Trata-se de uma edição cuidadosíssima, a contextualização histórica coube a Aurora Almada e Santos, insere textos de António Guterres, Guilherme D’Oliveira Martins, Jorge Carlos Fonseca e José Maria Neves. Márcia Souto e Filinto Elísio já nos tinham brindado com outro livro igualmente de Amílcar Cabral, “Cartas de Amílcar Cabral a Maria Helena: A Outra Face do Homem”, Rosa de Porcelana Editora, 2016, versa um conjunto de 53 cartas que o líder do PAIGC enviou à colega, namorada e primeira mulher, é um documento relevante na justa medida em que permite aquilatar a dimensão afetiva do estudante de agronomia até à partida para o exílio do líder revolucionário.

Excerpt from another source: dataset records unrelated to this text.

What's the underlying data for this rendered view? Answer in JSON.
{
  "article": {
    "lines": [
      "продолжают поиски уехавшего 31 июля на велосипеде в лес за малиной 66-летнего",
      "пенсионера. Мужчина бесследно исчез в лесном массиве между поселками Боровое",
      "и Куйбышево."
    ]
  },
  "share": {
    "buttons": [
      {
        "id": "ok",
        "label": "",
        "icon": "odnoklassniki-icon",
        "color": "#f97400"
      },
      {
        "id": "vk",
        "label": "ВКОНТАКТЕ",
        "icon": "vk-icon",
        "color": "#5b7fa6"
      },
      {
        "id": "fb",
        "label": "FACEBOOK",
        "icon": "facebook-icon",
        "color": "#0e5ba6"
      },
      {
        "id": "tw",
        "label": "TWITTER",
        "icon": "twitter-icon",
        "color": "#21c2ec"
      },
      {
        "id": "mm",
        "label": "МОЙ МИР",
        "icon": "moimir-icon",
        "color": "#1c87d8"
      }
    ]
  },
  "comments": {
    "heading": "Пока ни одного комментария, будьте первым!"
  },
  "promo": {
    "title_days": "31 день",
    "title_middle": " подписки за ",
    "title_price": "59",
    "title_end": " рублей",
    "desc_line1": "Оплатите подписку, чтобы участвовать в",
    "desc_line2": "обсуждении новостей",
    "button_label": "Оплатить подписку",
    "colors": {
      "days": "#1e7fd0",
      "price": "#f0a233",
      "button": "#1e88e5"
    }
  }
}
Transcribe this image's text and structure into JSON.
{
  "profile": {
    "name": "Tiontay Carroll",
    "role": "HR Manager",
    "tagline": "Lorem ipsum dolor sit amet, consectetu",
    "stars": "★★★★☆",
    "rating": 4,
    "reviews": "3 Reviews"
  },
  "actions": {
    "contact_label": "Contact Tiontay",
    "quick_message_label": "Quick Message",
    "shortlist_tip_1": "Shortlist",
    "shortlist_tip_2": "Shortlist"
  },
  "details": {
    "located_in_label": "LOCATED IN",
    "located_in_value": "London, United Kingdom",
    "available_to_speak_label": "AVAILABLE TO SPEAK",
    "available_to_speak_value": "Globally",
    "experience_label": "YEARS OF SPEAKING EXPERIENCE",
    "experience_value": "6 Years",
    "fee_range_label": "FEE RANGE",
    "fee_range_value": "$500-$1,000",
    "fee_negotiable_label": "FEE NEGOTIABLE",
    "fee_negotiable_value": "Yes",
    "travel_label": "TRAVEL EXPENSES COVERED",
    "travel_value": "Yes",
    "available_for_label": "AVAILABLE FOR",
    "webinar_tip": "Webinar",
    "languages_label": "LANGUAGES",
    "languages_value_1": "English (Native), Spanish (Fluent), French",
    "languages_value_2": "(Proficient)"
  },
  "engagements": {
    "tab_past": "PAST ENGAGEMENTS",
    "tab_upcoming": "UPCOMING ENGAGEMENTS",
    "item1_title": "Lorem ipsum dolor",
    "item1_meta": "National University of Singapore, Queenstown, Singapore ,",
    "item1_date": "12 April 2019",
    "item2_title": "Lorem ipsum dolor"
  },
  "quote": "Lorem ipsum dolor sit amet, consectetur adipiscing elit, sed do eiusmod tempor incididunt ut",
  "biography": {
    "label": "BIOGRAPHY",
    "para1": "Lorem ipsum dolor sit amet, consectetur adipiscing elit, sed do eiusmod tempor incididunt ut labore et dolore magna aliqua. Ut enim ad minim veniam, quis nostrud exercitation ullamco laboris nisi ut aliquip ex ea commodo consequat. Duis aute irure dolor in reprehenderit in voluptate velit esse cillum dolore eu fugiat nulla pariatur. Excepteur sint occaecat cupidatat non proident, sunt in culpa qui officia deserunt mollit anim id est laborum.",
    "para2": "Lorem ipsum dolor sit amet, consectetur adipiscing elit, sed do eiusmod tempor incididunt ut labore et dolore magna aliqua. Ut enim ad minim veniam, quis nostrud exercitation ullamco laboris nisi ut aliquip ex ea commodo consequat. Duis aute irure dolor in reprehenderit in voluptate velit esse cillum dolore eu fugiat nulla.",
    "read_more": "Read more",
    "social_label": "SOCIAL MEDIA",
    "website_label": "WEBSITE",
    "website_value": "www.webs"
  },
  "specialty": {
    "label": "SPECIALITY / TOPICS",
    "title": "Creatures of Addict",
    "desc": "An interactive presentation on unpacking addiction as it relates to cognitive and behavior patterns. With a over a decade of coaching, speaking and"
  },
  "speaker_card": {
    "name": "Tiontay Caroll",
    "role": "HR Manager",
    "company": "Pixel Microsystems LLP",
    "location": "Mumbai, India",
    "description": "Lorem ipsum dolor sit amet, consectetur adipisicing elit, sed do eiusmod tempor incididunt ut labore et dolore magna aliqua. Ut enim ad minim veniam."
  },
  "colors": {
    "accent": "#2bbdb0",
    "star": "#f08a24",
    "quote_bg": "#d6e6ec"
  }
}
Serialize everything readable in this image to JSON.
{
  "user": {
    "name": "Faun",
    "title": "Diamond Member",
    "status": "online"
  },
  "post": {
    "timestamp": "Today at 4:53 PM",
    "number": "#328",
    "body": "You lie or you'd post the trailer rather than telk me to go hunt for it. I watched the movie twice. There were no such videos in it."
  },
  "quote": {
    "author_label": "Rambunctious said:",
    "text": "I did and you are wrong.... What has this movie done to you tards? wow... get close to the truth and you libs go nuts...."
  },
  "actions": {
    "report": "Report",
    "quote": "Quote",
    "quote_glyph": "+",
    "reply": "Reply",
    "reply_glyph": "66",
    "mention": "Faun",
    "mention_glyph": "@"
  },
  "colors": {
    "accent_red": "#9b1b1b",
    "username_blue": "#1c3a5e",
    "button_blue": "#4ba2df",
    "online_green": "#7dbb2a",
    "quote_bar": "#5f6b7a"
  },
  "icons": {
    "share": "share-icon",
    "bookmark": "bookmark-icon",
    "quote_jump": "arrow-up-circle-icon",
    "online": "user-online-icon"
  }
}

Voltando aos itinerários de Amílcar Cabral, eles poderão ser muito importantes dado o facto de cartografar e calendarizar o percurso de um dos mais reconhecidos dirigentes da luta pela autodeterminação, são testemunhos de um desvelo amoroso, de uma presença constante a pedir ajuda para a sua causa, fala insistentemente na saudade, esteja em Moscovo, Nova Iorque ou Estocolmo, permitem conhecer o estado de espírito do lutador, ir sentindo a palpitação pela credibilidade e aceitação do líder do PAIGC na cena mundial.
António Guterres refere o livro de memórias de Gérard Chaliand,
“A Ponta da Navalha”, onde o intelectual conta que quando disseram a Nelson Mandela
“Tu és o maior”, este terá replicado:
“Não, o maior é Cabral”.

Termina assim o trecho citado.